Dados expõem fragilidade crônica no acesso à alimentação
Durante solenidade no plenário da CLDF, deputados, representantes de órgãos públicos, entidades civis e pesquisadores discutiram os achados, que servirão de base para novas ações governamentais. A publicação está disponível para download no site da Câmara, mas a urgência de medidas concretas contrasta com a lentidão histórica na implementação de programas eficazes de combate à fome entre idosos.
A deputada Chico Vigilante destacou a necessidade de converter os números em intervenções reais, enquanto a professora Maria de Lourdes Pereira da UnB ressaltou a importância de aproximar o conhecimento acadêmico das decisões políticas.
Parceria entre clDF e unb busca respostas ainda distantes
O material diagnostica problemas de alimentação, nutrição e vulnerabilidade social, evidenciando que muitos idosos do DF permanecem à margem de políticas que garantam dignidade alimentar. Apesar do esforço conjunto, a ausência de ações imediatas reforça a sensação de abandono institucional frente a um problema que se arrasta há anos.
Essa revista não é apenas um documento técnico, é um instrumento de luta e de visibilidade para um problema que afeta milhares de idosos no Distrito Federal.
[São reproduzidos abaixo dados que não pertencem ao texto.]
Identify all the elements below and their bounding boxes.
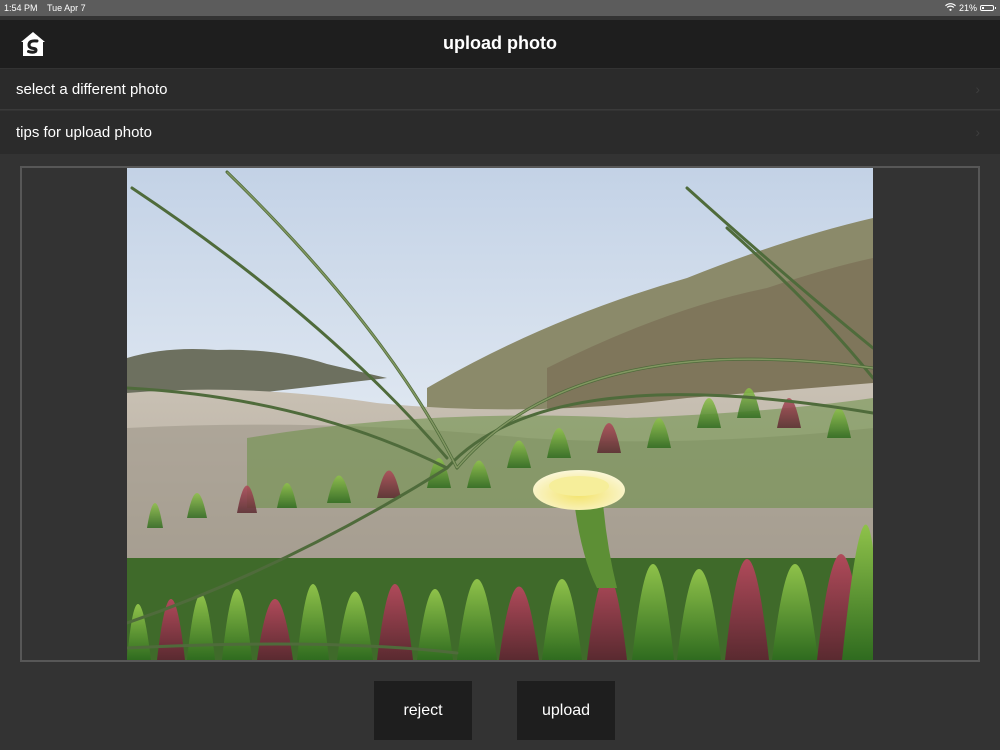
photo-preview	[127, 168, 873, 660]
battery-percent: 21%	[958, 3, 977, 13]
reject-button[interactable]: reject	[374, 681, 472, 740]
upload-photo-screen: 1:54 PM Tue Apr 7 21% upload photo selec…	[0, 0, 1000, 750]
chevron-right-icon: ›	[975, 124, 980, 140]
wifi-icon	[945, 0, 956, 16]
nav-bar: upload photo	[0, 20, 1000, 68]
upload-button[interactable]: upload	[517, 681, 615, 740]
battery-icon	[980, 5, 996, 11]
row-label: select a different photo	[16, 81, 168, 98]
page-title: upload photo	[443, 33, 557, 53]
chevron-right-icon: ›	[975, 81, 980, 97]
row-label: tips for upload photo	[16, 124, 152, 141]
status-time: 1:54 PM	[4, 3, 38, 13]
status-date: Tue Apr 7	[47, 3, 86, 13]
battery-fill	[982, 7, 984, 9]
tips-upload-photo-row[interactable]: tips for upload photo ›	[0, 111, 1000, 154]
select-different-photo-row[interactable]: select a different photo ›	[0, 69, 1000, 110]
status-indicators: 21%	[945, 0, 996, 16]
status-bar: 1:54 PM Tue Apr 7 21%	[0, 0, 1000, 16]
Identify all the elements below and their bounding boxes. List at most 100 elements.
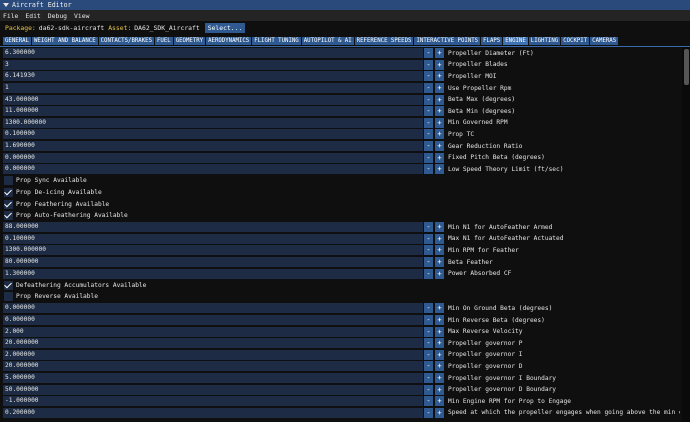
decrement-button[interactable]: - (424, 222, 433, 233)
increment-button[interactable]: + (435, 94, 444, 105)
decrement-button[interactable]: - (424, 129, 433, 140)
value-input[interactable]: 88.000000 (3, 222, 423, 233)
value-input[interactable]: 80.000000 (3, 257, 423, 268)
tab-reference-speeds[interactable]: REFERENCE SPEEDS (354, 37, 414, 45)
decrement-button[interactable]: - (424, 384, 433, 395)
decrement-button[interactable]: - (424, 349, 433, 360)
tab-contacts-brakes[interactable]: CONTACTS/BRAKES (98, 37, 154, 45)
checkbox-unchecked[interactable] (4, 176, 13, 186)
value-input[interactable]: 0.100000 (3, 233, 423, 244)
value-input[interactable]: 20.000000 (3, 361, 423, 372)
value-input[interactable]: 0.100000 (3, 129, 423, 140)
increment-button[interactable]: + (435, 268, 444, 279)
increment-button[interactable]: + (435, 106, 444, 117)
decrement-button[interactable]: - (424, 373, 433, 384)
decrement-button[interactable]: - (424, 396, 433, 407)
scrollbar-track[interactable] (682, 47, 690, 422)
increment-button[interactable]: + (435, 303, 444, 314)
decrement-button[interactable]: - (424, 315, 433, 326)
select-asset-button[interactable]: Select... (204, 23, 246, 33)
decrement-button[interactable]: - (424, 94, 433, 105)
value-input[interactable]: -1.000000 (3, 396, 423, 407)
increment-button[interactable]: + (435, 257, 444, 268)
increment-button[interactable]: + (435, 129, 444, 140)
value-input[interactable]: 1.300000 (3, 268, 423, 279)
value-input[interactable]: 20.000000 (3, 338, 423, 349)
increment-button[interactable]: + (435, 164, 444, 175)
menu-debug[interactable]: Debug (48, 12, 67, 20)
decrement-button[interactable]: - (424, 106, 433, 117)
value-input[interactable]: 11.000000 (3, 106, 423, 117)
decrement-button[interactable]: - (424, 407, 433, 418)
increment-button[interactable]: + (435, 361, 444, 372)
menu-view[interactable]: View (74, 12, 89, 20)
value-input[interactable]: 6.300000 (3, 48, 423, 59)
increment-button[interactable]: + (435, 141, 444, 152)
decrement-button[interactable]: - (424, 48, 433, 59)
value-input[interactable]: 0.200000 (3, 407, 423, 418)
increment-button[interactable]: + (435, 245, 444, 256)
decrement-button[interactable]: - (424, 233, 433, 244)
value-input[interactable]: 0.000000 (3, 315, 423, 326)
decrement-button[interactable]: - (424, 164, 433, 175)
value-input[interactable]: 1 (3, 83, 423, 94)
increment-button[interactable]: + (435, 384, 444, 395)
increment-button[interactable]: + (435, 71, 444, 82)
tab-engine[interactable]: ENGINE (503, 37, 528, 45)
increment-button[interactable]: + (435, 326, 444, 337)
value-input[interactable]: 1300.000000 (3, 117, 423, 128)
value-input[interactable]: 2.000 (3, 326, 423, 337)
tab-cameras[interactable]: CAMERAS (590, 37, 619, 45)
decrement-button[interactable]: - (424, 303, 433, 314)
value-input[interactable]: 6.141930 (3, 71, 423, 82)
value-input[interactable]: 0.000000 (3, 303, 423, 314)
decrement-button[interactable]: - (424, 338, 433, 349)
checkbox-checked[interactable] (4, 210, 13, 221)
checkbox-unchecked[interactable] (4, 292, 13, 302)
tab-fuel[interactable]: FUEL (155, 37, 173, 45)
value-input[interactable]: 3 (3, 59, 423, 70)
decrement-button[interactable]: - (424, 83, 433, 94)
increment-button[interactable]: + (435, 222, 444, 233)
decrement-button[interactable]: - (424, 71, 433, 82)
increment-button[interactable]: + (435, 83, 444, 94)
decrement-button[interactable]: - (424, 59, 433, 70)
decrement-button[interactable]: - (424, 257, 433, 268)
increment-button[interactable]: + (435, 48, 444, 59)
increment-button[interactable]: + (435, 233, 444, 244)
tab-geometry[interactable]: GEOMETRY (173, 37, 206, 45)
value-input[interactable]: 0.000000 (3, 152, 423, 163)
decrement-button[interactable]: - (424, 326, 433, 337)
tab-flight-tuning[interactable]: FLIGHT TUNING (252, 37, 301, 45)
value-input[interactable]: 50.000000 (3, 384, 423, 395)
tab-flaps[interactable]: FLAPS (481, 37, 503, 45)
value-input[interactable]: 5.000000 (3, 373, 423, 384)
value-input[interactable]: 43.000000 (3, 94, 423, 105)
tab-cockpit[interactable]: COCKPIT (561, 37, 590, 45)
decrement-button[interactable]: - (424, 245, 433, 256)
value-input[interactable]: 1.690000 (3, 141, 423, 152)
tab-general[interactable]: GENERAL (3, 37, 31, 45)
decrement-button[interactable]: - (424, 141, 433, 152)
increment-button[interactable]: + (435, 349, 444, 360)
decrement-button[interactable]: - (424, 117, 433, 128)
increment-button[interactable]: + (435, 152, 444, 163)
tab-interactive-points[interactable]: INTERACTIVE POINTS (414, 37, 481, 45)
checkbox-checked[interactable] (4, 187, 13, 197)
collapse-triangle-icon[interactable] (3, 3, 9, 7)
scrollbar-thumb[interactable] (684, 49, 689, 85)
decrement-button[interactable]: - (424, 152, 433, 163)
decrement-button[interactable]: - (424, 268, 433, 279)
value-input[interactable]: 1300.000000 (3, 245, 423, 256)
decrement-button[interactable]: - (424, 361, 433, 372)
tab-autopilot-ai[interactable]: AUTOPILOT & AI (301, 37, 354, 45)
increment-button[interactable]: + (435, 59, 444, 70)
menu-edit[interactable]: Edit (25, 12, 40, 20)
tab-lighting[interactable]: LIGHTING (528, 37, 561, 45)
increment-button[interactable]: + (435, 396, 444, 407)
value-input[interactable]: 0.000000 (3, 164, 423, 175)
increment-button[interactable]: + (435, 117, 444, 128)
menu-file[interactable]: File (3, 12, 18, 20)
increment-button[interactable]: + (435, 407, 444, 418)
checkbox-checked[interactable] (4, 280, 13, 290)
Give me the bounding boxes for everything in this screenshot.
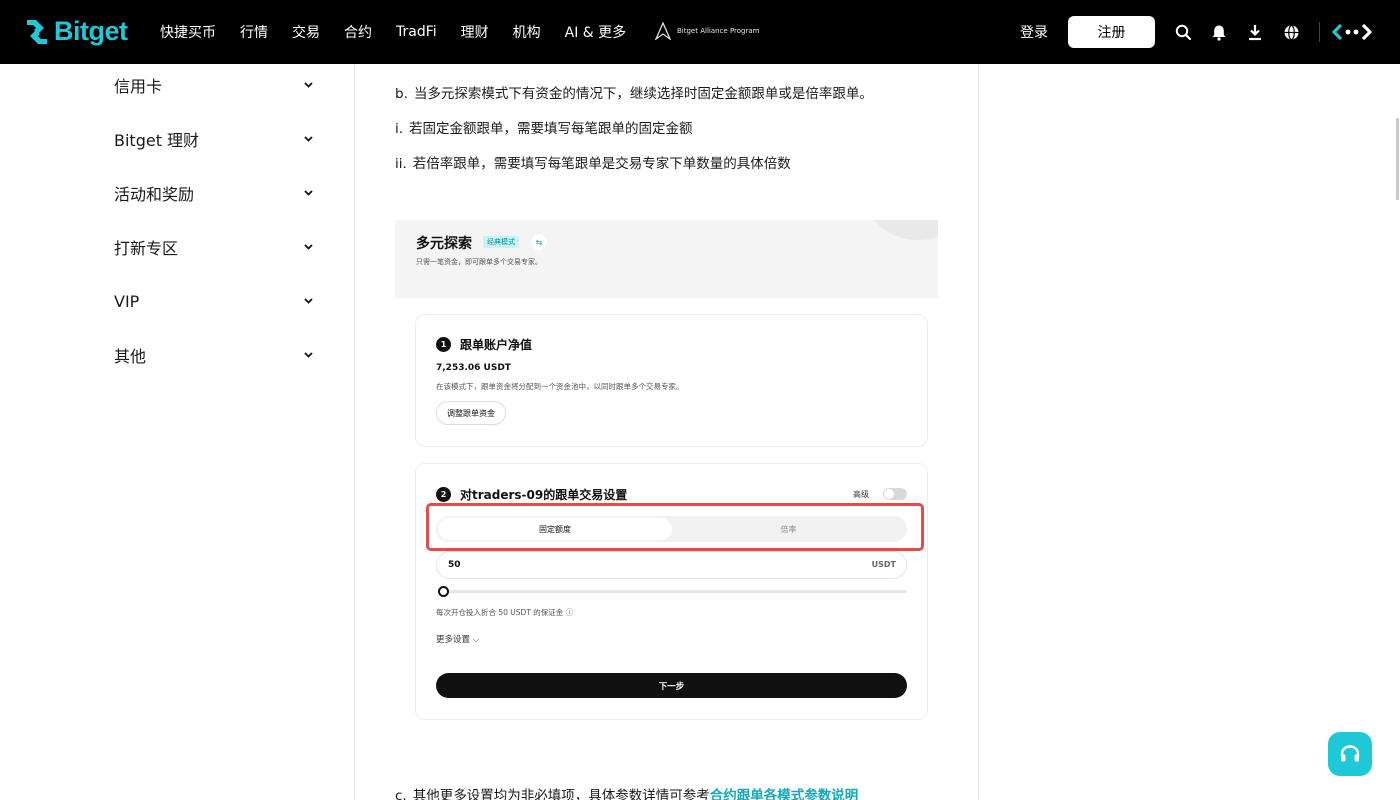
chevron-down-icon — [302, 133, 314, 145]
alliance-program-link[interactable]: Bitget Alliance Program — [655, 22, 759, 40]
mode-badge: 经典模式 — [483, 236, 519, 248]
amount-slider-track — [442, 590, 907, 593]
copy-settings-card: 2 对traders-09的跟单交易设置 高级 固定额度 倍率 50 USDT … — [415, 463, 928, 720]
bitget-logo[interactable]: Bitget — [24, 16, 128, 47]
chevron-down-icon — [302, 187, 314, 199]
login-button[interactable]: 登录 — [1020, 22, 1048, 42]
theme-icon[interactable] — [1332, 22, 1372, 42]
nav-buy-crypto[interactable]: 快捷买币 — [160, 22, 216, 42]
nav-ai-more[interactable]: AI & 更多 — [565, 22, 627, 42]
paragraph-text: 其他更多设置均为非必填项，具体参数详情可参考 — [412, 788, 710, 800]
top-navbar: Bitget 快捷买币 行情 交易 合约 TradFi 理财 机构 AI & 更… — [0, 0, 1400, 64]
list-marker: i. — [395, 121, 404, 137]
chevron-down-icon — [302, 79, 314, 91]
sidebar-item-launchpad[interactable]: 打新专区 — [114, 232, 314, 262]
sidebar-item-vip[interactable]: VIP — [114, 286, 314, 316]
alliance-program-label: Bitget Alliance Program — [677, 27, 760, 35]
customer-support-button[interactable] — [1328, 732, 1372, 776]
paragraph-text: 当多元探索模式下有资金的情况下，继续选择时固定金额跟单或是倍率跟单。 — [413, 86, 873, 102]
sidebar-item-credit-card[interactable]: 信用卡 — [114, 70, 314, 100]
advanced-toggle — [883, 488, 907, 500]
amount-value: 50 — [448, 560, 461, 570]
nav-tradfi[interactable]: TradFi — [396, 24, 437, 40]
equity-value: 7,253.06 USDT — [436, 363, 511, 373]
account-equity-card: 1 跟单账户净值 7,253.06 USDT 在该模式下，跟单资金将分配到一个资… — [415, 314, 928, 447]
banner-decoration — [868, 220, 938, 240]
sidebar-divider — [354, 64, 355, 800]
register-button[interactable]: 注册 — [1068, 16, 1155, 48]
equity-description: 在该模式下，跟单资金将分配到一个资金池中，以同时跟单多个交易专家。 — [436, 382, 684, 391]
help-sidebar: 信用卡 Bitget 理财 活动和奖励 打新专区 VIP 其他 — [0, 64, 354, 800]
sidebar-item-events-rewards[interactable]: 活动和奖励 — [114, 178, 314, 208]
adjust-funds-button: 调整跟单资金 — [436, 401, 506, 425]
alliance-logo-icon — [655, 22, 671, 40]
swap-icon: ⇆ — [531, 234, 547, 250]
sidebar-item-label: Bitget 理财 — [114, 131, 200, 150]
screenshot-title: 多元探索 — [416, 236, 472, 252]
chevron-down-icon — [302, 295, 314, 307]
brand-name: Bitget — [54, 16, 128, 46]
sidebar-item-bitget-earn[interactable]: Bitget 理财 — [114, 124, 314, 154]
article-paragraph-b: b. 当多元探索模式下有资金的情况下，继续选择时固定金额跟单或是倍率跟单。 — [395, 82, 873, 102]
content-divider — [978, 64, 979, 800]
amount-input: 50 USDT — [436, 551, 907, 579]
nav-markets[interactable]: 行情 — [240, 22, 268, 42]
step-title: 跟单账户净值 — [460, 338, 533, 352]
amount-slider-handle — [438, 586, 449, 597]
highlight-box — [426, 503, 924, 551]
article-paragraph-i: i. 若固定金额跟单，需要填写每笔跟单的固定金额 — [395, 117, 693, 137]
bell-icon[interactable] — [1209, 22, 1229, 42]
headset-icon — [1340, 745, 1360, 762]
amount-unit: USDT — [871, 560, 896, 569]
screenshot-subtitle: 只需一笔资金，即可跟单多个交易专家。 — [416, 258, 542, 266]
list-marker: c. — [395, 788, 407, 800]
sidebar-item-label: 信用卡 — [114, 77, 163, 96]
sidebar-item-label: VIP — [114, 291, 140, 311]
page-scrollbar[interactable] — [1396, 118, 1399, 200]
screenshot-banner: 多元探索 经典模式 ⇆ 只需一笔资金，即可跟单多个交易专家。 — [395, 220, 938, 298]
advanced-label: 高级 — [853, 490, 869, 499]
step-title: 对traders-09的跟单交易设置 — [460, 488, 628, 502]
article-screenshot: 多元探索 经典模式 ⇆ 只需一笔资金，即可跟单多个交易专家。 1 跟单账户净值 … — [395, 220, 938, 730]
list-marker: b. — [395, 86, 408, 102]
search-icon[interactable] — [1173, 22, 1193, 42]
sidebar-item-other[interactable]: 其他 — [114, 340, 314, 370]
paragraph-text: 若倍率跟单，需要填写每笔跟单是交易专家下单数量的具体倍数 — [412, 156, 791, 172]
download-icon[interactable] — [1245, 22, 1265, 42]
step-number: 2 — [436, 487, 451, 502]
nav-earn[interactable]: 理财 — [461, 22, 489, 42]
sidebar-item-label: 活动和奖励 — [114, 185, 195, 204]
header-divider — [1319, 22, 1320, 42]
sidebar-item-label: 其他 — [114, 347, 147, 366]
globe-icon[interactable] — [1281, 22, 1301, 42]
step-number: 1 — [436, 337, 451, 352]
chevron-down-icon — [302, 349, 314, 361]
bitget-logo-icon — [27, 19, 47, 44]
margin-note: 每次开仓投入折合 50 USDT 的保证金 ⓘ — [436, 608, 574, 617]
params-guide-link[interactable]: 合约跟单各模式参数说明 — [710, 788, 859, 800]
nav-trade[interactable]: 交易 — [292, 22, 320, 42]
paragraph-text: 若固定金额跟单，需要填写每笔跟单的固定金额 — [409, 121, 693, 137]
next-step-button: 下一步 — [436, 673, 907, 698]
nav-institutional[interactable]: 机构 — [513, 22, 541, 42]
nav-futures[interactable]: 合约 — [344, 22, 372, 42]
chevron-down-icon — [302, 241, 314, 253]
article-paragraph-ii: ii. 若倍率跟单，需要填写每笔跟单是交易专家下单数量的具体倍数 — [395, 152, 791, 172]
list-marker: ii. — [395, 156, 407, 172]
more-settings: 更多设置 ⌵ — [436, 635, 480, 645]
article-paragraph-c: c. 其他更多设置均为非必填项，具体参数详情可参考合约跟单各模式参数说明 — [395, 784, 858, 800]
main-nav: 快捷买币 行情 交易 合约 TradFi 理财 机构 AI & 更多 — [160, 0, 650, 64]
sidebar-item-label: 打新专区 — [114, 239, 179, 258]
Precisamos transformar esses dados em ações concretas.
Chico Vigilante
Transformar conhecimento em política ainda é desafio
A revista reforça que o diálogo entre academia e poder público é essencial, porém os dados mostram que a insegurança alimentar entre idosos continua avançando sem respostas proporcionais. Enquanto o material circula, a população idosa do Distrito Federal segue exposta a condições que comprometem saúde e qualidade de vida.